Negli anni Novanta David Wilhelm, scafato politico della violenta Chicago paracadutato nella capitale per guidare il Partito democratico, ha fatto ritorno nella sua città dopo pochi mesi dicendo che «almeno lì ti pugnalano di fronte». Biden non è soltanto un prodotto di quell’ambiente, ma una sua personificazione, un pezzo dell’establishment che è rimasto saldo mentre tutto il resto della politica e della storia ruotavano vorticosamente.

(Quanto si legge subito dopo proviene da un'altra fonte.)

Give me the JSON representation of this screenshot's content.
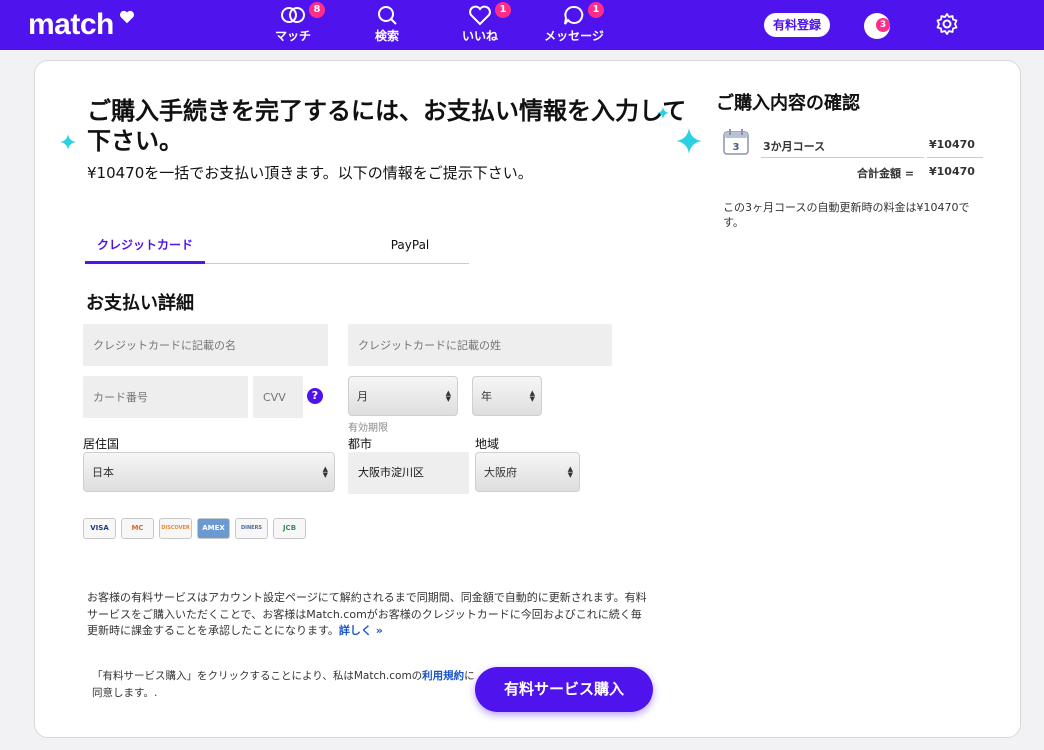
{
  "header": {
    "logo": "match",
    "nav": [
      {
        "label": "マッチ",
        "badge": "8"
      },
      {
        "label": "検索",
        "badge": ""
      },
      {
        "label": "いいね",
        "badge": "1"
      },
      {
        "label": "メッセージ",
        "badge": "1"
      }
    ],
    "register_label": "有料登録",
    "avatar_badge": "3"
  },
  "main": {
    "heading": "ご購入手続きを完了するには、お支払い情報を入力して下さい。",
    "subheading": "¥10470を一括でお支払い頂きます。以下の情報をご提示下さい。",
    "tabs": [
      "クレジットカード",
      "PayPal"
    ],
    "section_title": "お支払い詳細",
    "fields": {
      "first_name_placeholder": "クレジットカードに記載の名",
      "last_name_placeholder": "クレジットカードに記載の姓",
      "card_number_placeholder": "カード番号",
      "cvv_placeholder": "CVV",
      "month_value": "月",
      "year_value": "年",
      "expiry_label": "有効期限",
      "country_label": "居住国",
      "country_value": "日本",
      "city_label": "都市",
      "city_value": "大阪市淀川区",
      "region_label": "地域",
      "region_value": "大阪府",
      "help_icon": "?"
    },
    "card_brands": [
      "VISA",
      "MC",
      "DISCOVER",
      "AMEX",
      "DINERS",
      "JCB"
    ],
    "legal_text": "お客様の有料サービスはアカウント設定ページにて解約されるまで同期間、同金額で自動的に更新されます。有料サービスをご購入いただくことで、お客様はMatch.comがお客様のクレジットカードに今回およびこれに続く毎更新時に課金することを承認したことになります。",
    "legal_link": "詳しく »",
    "agree_text_before": "「有料サービス購入」をクリックすることにより、私はMatch.comの",
    "agree_link": "利用規約",
    "agree_text_after": "に同意します。.",
    "buy_button": "有料サービス購入"
  },
  "summary": {
    "title": "ご購入内容の確認",
    "calendar_number": "3",
    "course_name": "3か月コース",
    "course_price": "¥10470",
    "total_label": "合計金額 =",
    "total_price": "¥10470",
    "renewal_note": "この3ヶ月コースの自動更新時の料金は¥10470です。"
  },
  "colors": {
    "brand": "#4f14ee",
    "badge": "#ff2d8a",
    "sparkle": "#2ad1e0"
  }
}
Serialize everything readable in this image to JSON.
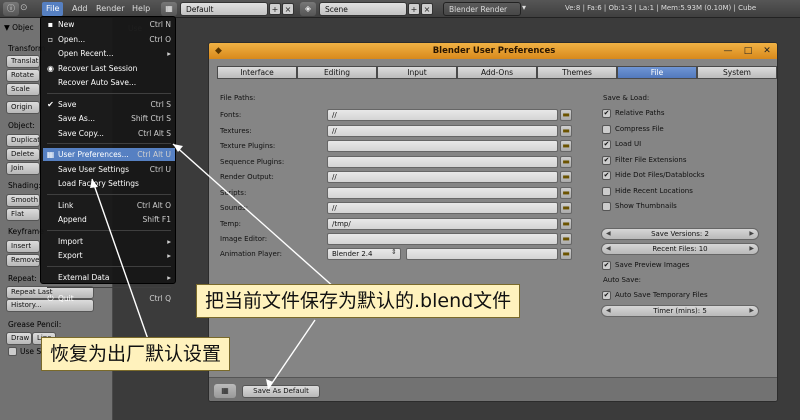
{
  "header": {
    "menus": [
      "File",
      "Add",
      "Render",
      "Help"
    ],
    "screen_layout": "Default",
    "scene": "Scene",
    "render_engine": "Blender Render",
    "stats": "Ve:8 | Fa:6 | Ob:1-3 | La:1 | Mem:5.93M (0.10M) | Cube"
  },
  "tool_panel": {
    "object_tools_header": "▼ Objec",
    "transform_label": "Transform",
    "transform_buttons": [
      "Translate",
      "Rotate",
      "Scale"
    ],
    "origin_button": "Origin",
    "object_label": "Object:",
    "object_buttons": [
      "Duplicate",
      "Delete",
      "Join"
    ],
    "shading_label": "Shading:",
    "shading_buttons": [
      "Smooth",
      "Flat"
    ],
    "keyframes_label": "Keyframe",
    "keyframe_buttons": [
      "Insert",
      "Remove"
    ],
    "repeat_label": "Repeat:",
    "repeat_buttons": [
      "Repeat Last",
      "History..."
    ],
    "grease_label": "Grease Pencil:",
    "grease_buttons": [
      "Draw",
      "Line"
    ],
    "use_sketch": "Use S"
  },
  "file_menu": {
    "items": [
      {
        "icon": "new-file-icon",
        "glyph": "▪",
        "label": "New",
        "shortcut": "Ctrl N"
      },
      {
        "icon": "open-folder-icon",
        "glyph": "▫",
        "label": "Open...",
        "shortcut": "Ctrl O"
      },
      {
        "icon": "",
        "glyph": "",
        "label": "Open Recent...",
        "shortcut": "Shift Ctrl O",
        "submenu": true
      },
      {
        "icon": "recover-icon",
        "glyph": "◉",
        "label": "Recover Last Session",
        "shortcut": ""
      },
      {
        "icon": "",
        "glyph": "",
        "label": "Recover Auto Save...",
        "shortcut": ""
      },
      {
        "separator": true
      },
      {
        "icon": "check-icon",
        "glyph": "✔",
        "label": "Save",
        "shortcut": "Ctrl S"
      },
      {
        "icon": "",
        "glyph": "",
        "label": "Save As...",
        "shortcut": "Shift Ctrl S"
      },
      {
        "icon": "",
        "glyph": "",
        "label": "Save Copy...",
        "shortcut": "Ctrl Alt S"
      },
      {
        "separator": true
      },
      {
        "icon": "preferences-icon",
        "glyph": "▦",
        "label": "User Preferences...",
        "shortcut": "Ctrl Alt U",
        "highlighted": true
      },
      {
        "icon": "",
        "glyph": "",
        "label": "Save User Settings",
        "shortcut": "Ctrl U"
      },
      {
        "icon": "",
        "glyph": "",
        "label": "Load Factory Settings",
        "shortcut": ""
      },
      {
        "separator": true
      },
      {
        "icon": "link-icon",
        "glyph": "",
        "label": "Link",
        "shortcut": "Ctrl Alt O"
      },
      {
        "icon": "",
        "glyph": "",
        "label": "Append",
        "shortcut": "Shift F1"
      },
      {
        "separator": true
      },
      {
        "icon": "",
        "glyph": "",
        "label": "Import",
        "shortcut": "",
        "submenu": true
      },
      {
        "icon": "",
        "glyph": "",
        "label": "Export",
        "shortcut": "",
        "submenu": true
      },
      {
        "separator": true
      },
      {
        "icon": "",
        "glyph": "",
        "label": "External Data",
        "shortcut": "",
        "submenu": true
      },
      {
        "separator": true
      },
      {
        "icon": "power-icon",
        "glyph": "⏻",
        "label": "Quit",
        "shortcut": "Ctrl Q"
      }
    ]
  },
  "prefs": {
    "title": "Blender User Preferences",
    "tabs": [
      "Interface",
      "Editing",
      "Input",
      "Add-Ons",
      "Themes",
      "File",
      "System"
    ],
    "active_tab": "File",
    "file_paths_label": "File Paths:",
    "paths": [
      {
        "label": "Fonts:",
        "value": "//"
      },
      {
        "label": "Textures:",
        "value": "//"
      },
      {
        "label": "Texture Plugins:",
        "value": ""
      },
      {
        "label": "Sequence Plugins:",
        "value": ""
      },
      {
        "label": "Render Output:",
        "value": "//"
      },
      {
        "label": "Scripts:",
        "value": ""
      },
      {
        "label": "Sounds:",
        "value": "//"
      },
      {
        "label": "Temp:",
        "value": "/tmp/"
      },
      {
        "label": "Image Editor:",
        "value": ""
      }
    ],
    "animation_player_label": "Animation Player:",
    "animation_player_value": "Blender 2.4",
    "save_load_label": "Save & Load:",
    "checks": [
      {
        "label": "Relative Paths",
        "checked": true
      },
      {
        "label": "Compress File",
        "checked": false
      },
      {
        "label": "Load UI",
        "checked": true
      },
      {
        "label": "Filter File Extensions",
        "checked": true
      },
      {
        "label": "Hide Dot Files/Datablocks",
        "checked": true
      },
      {
        "label": "Hide Recent Locations",
        "checked": false
      },
      {
        "label": "Show Thumbnails",
        "checked": false
      }
    ],
    "save_versions": "Save Versions: 2",
    "recent_files": "Recent Files: 10",
    "save_preview": {
      "label": "Save Preview Images",
      "checked": true
    },
    "auto_save_label": "Auto Save:",
    "auto_save_temp": {
      "label": "Auto Save Temporary Files",
      "checked": true
    },
    "timer": "Timer (mins): 5",
    "save_as_default": "Save As Default"
  },
  "annotations": {
    "save_default": "把当前文件保存为默认的.blend文件",
    "restore_factory": "恢复为出厂默认设置"
  },
  "colors": {
    "accent": "#5680c2",
    "title_bar": "#e59e2e",
    "callout_bg": "#fff2bd"
  }
}
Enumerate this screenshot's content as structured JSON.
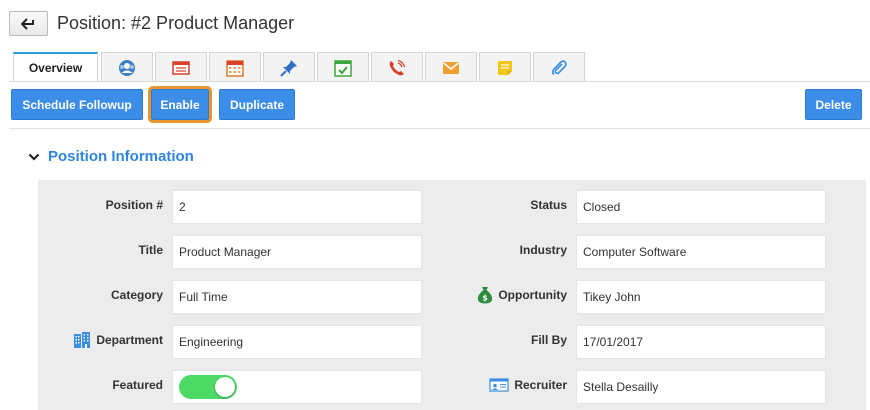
{
  "header": {
    "title": "Position: #2 Product Manager"
  },
  "tabs": [
    {
      "label": "Overview",
      "icon": ""
    },
    {
      "label": "",
      "icon": "contacts-icon"
    },
    {
      "label": "",
      "icon": "notes-list-icon"
    },
    {
      "label": "",
      "icon": "calendar-icon"
    },
    {
      "label": "",
      "icon": "pin-icon"
    },
    {
      "label": "",
      "icon": "task-check-icon"
    },
    {
      "label": "",
      "icon": "phone-call-icon"
    },
    {
      "label": "",
      "icon": "email-icon"
    },
    {
      "label": "",
      "icon": "sticky-note-icon"
    },
    {
      "label": "",
      "icon": "paperclip-icon"
    }
  ],
  "toolbar": {
    "schedule_followup": "Schedule Followup",
    "enable": "Enable",
    "duplicate": "Duplicate",
    "delete": "Delete"
  },
  "section": {
    "title": "Position Information"
  },
  "fields": {
    "position_no": {
      "label": "Position #",
      "value": "2"
    },
    "title": {
      "label": "Title",
      "value": "Product Manager"
    },
    "category": {
      "label": "Category",
      "value": "Full Time"
    },
    "department": {
      "label": "Department",
      "value": "Engineering"
    },
    "featured": {
      "label": "Featured",
      "value": true
    },
    "status": {
      "label": "Status",
      "value": "Closed"
    },
    "industry": {
      "label": "Industry",
      "value": "Computer Software"
    },
    "opportunity": {
      "label": "Opportunity",
      "value": "Tikey John"
    },
    "fill_by": {
      "label": "Fill By",
      "value": "17/01/2017"
    },
    "recruiter": {
      "label": "Recruiter",
      "value": "Stella Desailly"
    }
  },
  "colors": {
    "primary_button": "#3b8de8",
    "highlight_outline": "#e8952f",
    "section_title": "#2e86de",
    "toggle_on": "#4cd964",
    "active_tab_border": "#2e9bd6"
  }
}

Ci vuole un talento eccezionale anche per rimanere fermi, soprattutto per chi non è un rampollo di una dinastia politica ma il figlio di un imprenditore della Pennsylvania che negli anni Cinquanta si è trovato sull’ascensore sociale nella direzione sbagliata, passando da erede di una promettente fortuna costruita sul petrolio a onesto venditore di automobili.

Tre campagne (e mezza)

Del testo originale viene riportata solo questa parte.